Forscher haben ein neues System im Gehirn identifiziert, das die Süße wahrnimmt und integriert Energiegehalt der Nahrung . „Wenn Süße und Energie für eine gewisse Zeit aus dem Gleichgewicht geraten, kalibriert sich das Gehirn neu und erhöht die Gesamtkalorienaufnahme“, sagte der leitende Forscher, Associate Professor Greg Neely von der Fakultät für Naturwissenschaften der University of Sydney. Weitere Studien mit Menschen müssen durchgeführt werden, um die Reaktion des menschlichen Gehirns auf künstliche Süßstoffe zu bestätigen.

Gehirnchemie


Thinkstock

Grundsätzlich steigern künstliche Süßstoffe a Appetit der Person , indem es eine konservierte neuronale Fastenreaktion auslöst und die Motivation zum Essen erhöht, so der Bericht, der in veröffentlicht wurde Zellstoffwechsel .

„Künstliche Süßstoffe können tatsächlich verändern, wie Tiere die Süße ihres Futters wahrnehmen, wobei eine Diskrepanz zwischen Süße und Energiegehalt einen Anstieg der Kalorienverbrauch “, sagten die Autoren in einer Pressemitteilung.

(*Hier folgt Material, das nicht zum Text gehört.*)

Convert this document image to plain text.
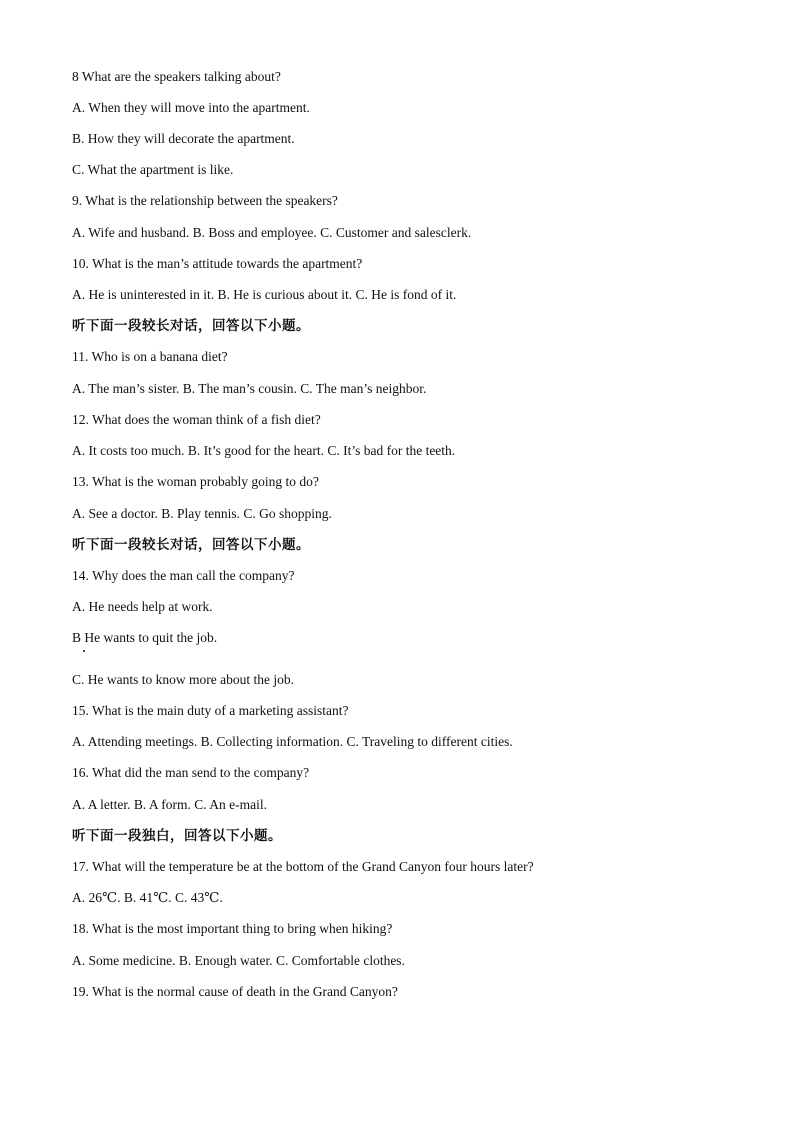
8 What are the speakers talking about?
A. When they will move into the apartment.
B. How they will decorate the apartment.
C. What the apartment is like.
9. What is the relationship between the speakers?
A. Wife and husband. B. Boss and employee. C. Customer and salesclerk.
10. What is the man’s attitude towards the apartment?
A. He is uninterested in it. B. He is curious about it. C. He is fond of it.
听下面一段较长对话，回答以下小题。
11. Who is on a banana diet?
A. The man’s sister. B. The man’s cousin. C. The man’s neighbor.
12. What does the woman think of a fish diet?
A. It costs too much. B. It’s good for the heart. C. It’s bad for the teeth.
13. What is the woman probably going to do?
A. See a doctor. B. Play tennis. C. Go shopping.
听下面一段较长对话，回答以下小题。
14. Why does the man call the company?
A. He needs help at work.
B He wants to quit the job.
C. He wants to know more about the job.
15. What is the main duty of a marketing assistant?
A. Attending meetings. B. Collecting information. C. Traveling to different cities.
16. What did the man send to the company?
A. A letter. B. A form. C. An e-mail.
听下面一段独白，回答以下小题。
17. What will the temperature be at the bottom of the Grand Canyon four hours later?
A. 26℃. B. 41℃. C. 43℃.
18. What is the most important thing to bring when hiking?
A. Some medicine. B. Enough water. C. Comfortable clothes.
19. What is the normal cause of death in the Grand Canyon?
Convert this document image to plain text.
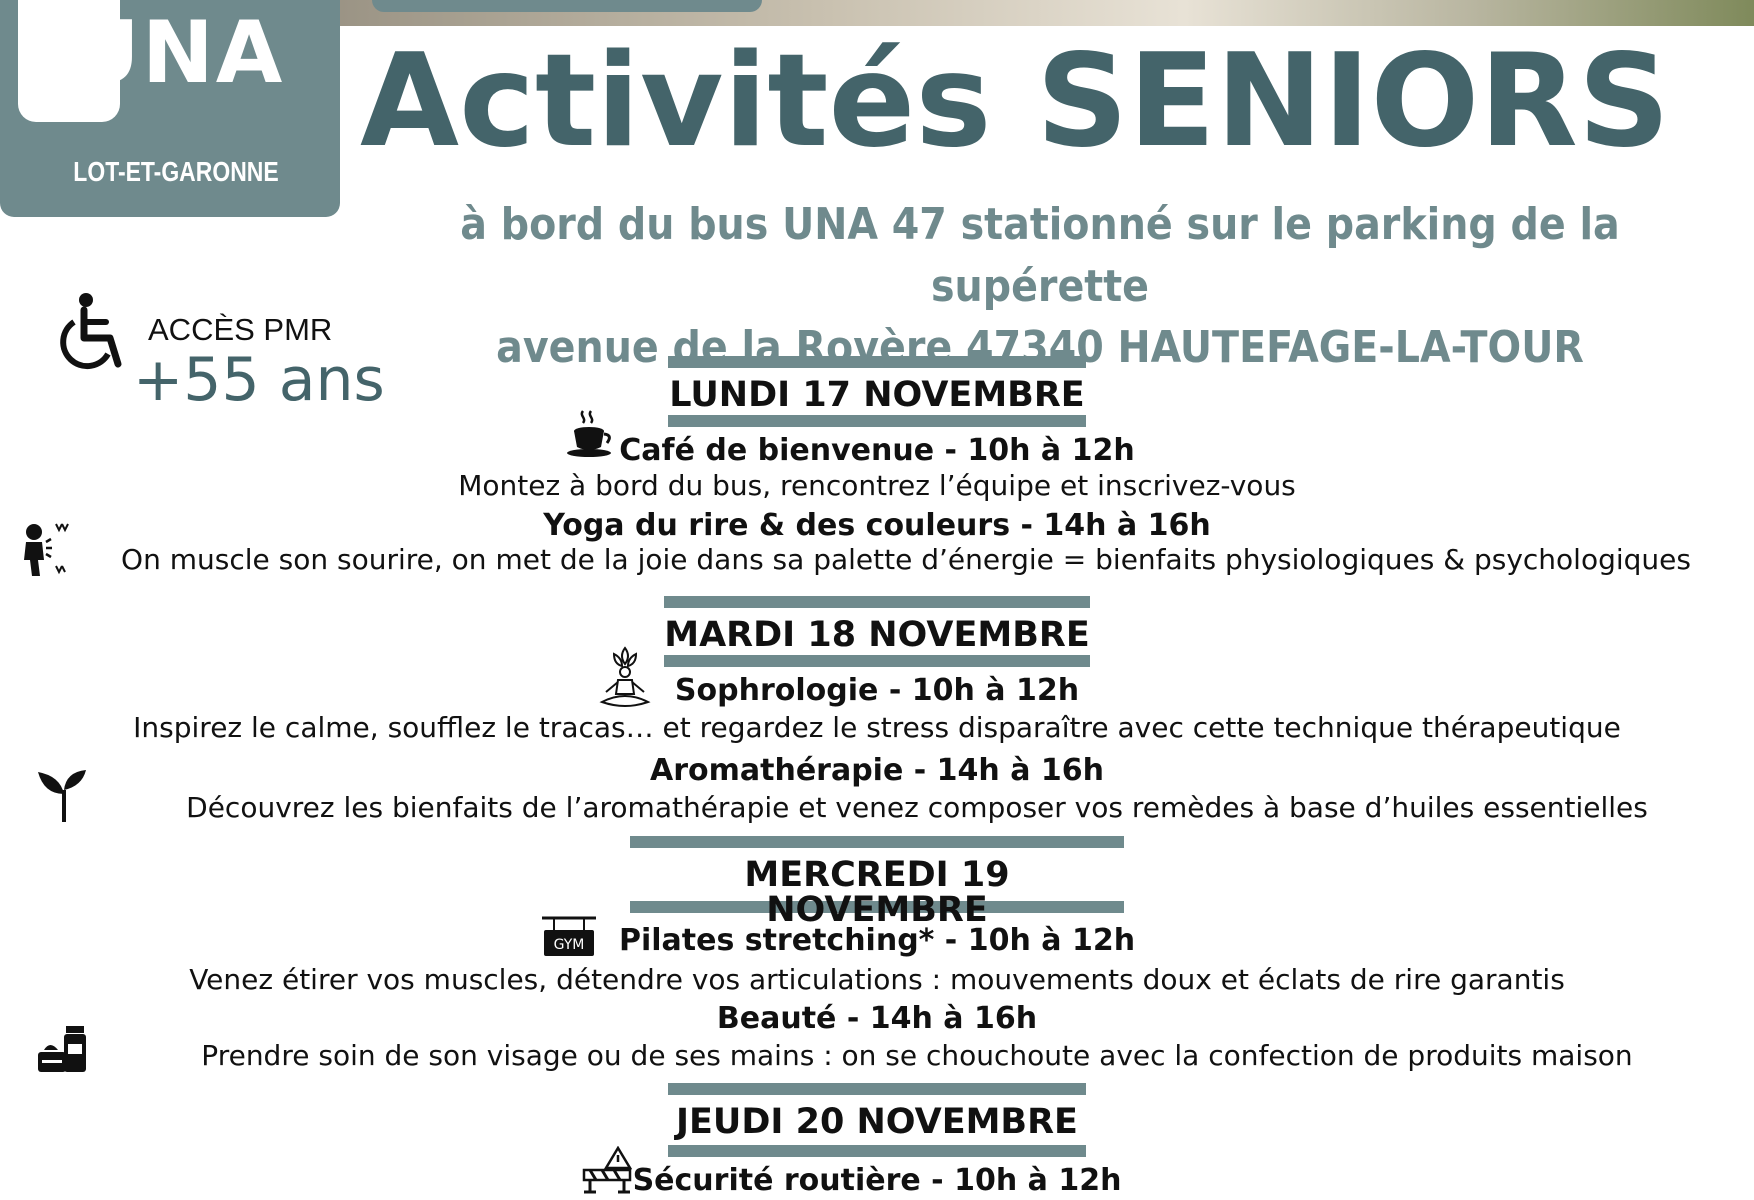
UNA
LOT-ET-GARONNE Activités SENIORS
à bord du bus UNA 47 stationné sur le parking de la supérette
avenue de la Rovère 47340 HAUTEFAGE-LA-TOUR
ACCÈS PMR
+55 ans	LUNDI 17 NOVEMBRE
Café de bienvenue - 10h à 12h
Montez à bord du bus, rencontrez l’équipe et inscrivez-vous
Yoga du rire & des couleurs - 14h à 16h
On muscle son sourire, on met de la joie dans sa palette d’énergie = bienfaits physiologiques & psychologiques
MARDI 18 NOVEMBRE
Sophrologie - 10h à 12h
Inspirez le calme, soufflez le tracas… et regardez le stress disparaître avec cette technique thérapeutique
Aromathérapie - 14h à 16h
Découvrez les bienfaits de l’aromathérapie et venez composer vos remèdes à base d’huiles essentielles
MERCREDI 19 NOVEMBRE
GYM	Pilates stretching* - 10h à 12h
Venez étirer vos muscles, détendre vos articulations : mouvements doux et éclats de rire garantis
Beauté - 14h à 16h
Prendre soin de son visage ou de ses mains : on se chouchoute avec la confection de produits maison
JEUDI 20 NOVEMBRE
Sécurité routière - 10h à 12h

In der Studie wurde festgestellt, dass Fruchtfliegen, die über einen längeren Zeitraum (mehr als fünf Tage) einer mit künstlichen Süßstoffen angereicherten Diät ausgesetzt waren, 30 Prozent konsumierten mehr Kalorien als sie dann natürlich gesüßte Nahrung bekamen. Ein anderes Experiment mit Mäusen zeigt ähnliche Ergebnisse.

In anderen Studien


Shutterstock

Frühere Studien haben gezeigt, dass künstliche SüßstoffeTricks spielen auf dem Gehirn in ein schlechterer Weg als zuckerhaltige Limonaden. Es denkt, dass der Körper mehr Kalorien zu sich nimmt, als er tatsächlich ist, was schließlich zu Appetitproblemen führt.

Experimente an Ratten haben gezeigt, dass Aspartam, dessen Handelsnamen NutraSweet® und Equal® sind, die Entwicklung von Krebszellen in verschiedenen Teilen des Körpers verursachen kann. Die krebserzeugende Wirkung des Süßstoffs wird verstärkt, wenn die Exposition im Mutterleib beginnt. Das Gesundheitsministerium listet den Verbrauch von alkoholische Getränke als bekanntes Karzinogen für den Menschen. Die häufigsten Krebsarten, die mit übermäßigem Alkoholkonsum verbunden sind, sind Kopf- und Halskrebs, Speiseröhren-, Leber-, Brust-, Dickdarm- und Mastdarmkrebs Nationales Krebs Institut .

Eine schwedische Studie mit 42.400 Männern über 12 Jahre ergab, dass nur zwei gesüßte Getränke ein Tag kann das Risiko von Herzproblemen um fast ein Viertel erhöhen. Weniger als die Hälfte der Menschen, bei denen die Erkrankung erstmals diagnostiziert wurde, leben länger als fünf Jahre, so ACLS Medizinische Ausbildung .

Eine andere Studie hat verlinkt künstliche Süßstoffe zu einer Veränderung der Darmmikroben, die das Risiko für Typ-2-Diabetes erhöhen.

In Eins Forschung Insbesondere nahmen 749 Personen ab 65 Jahren zu, die zuckerfreie Limonaden zu sich nahmen, und nahmen dreimal mehr Gewicht um die Taille zu – 3,2 Zoll – als diejenigen, die dies nicht taten. Bauchfett ist eng mit einem höheren Risiko für Herzerkrankungen, Entzündungen und Typ-2-Diabetes verbunden.

Weitere Lesungen:

Genau das passiert mit deinem Körper, wenn du eine Tonne Zucker isst

Lohnen sich Vitamine und Nahrungsergänzungsmittel?

Was tun Probiotika wirklich und brauchen Sie sie?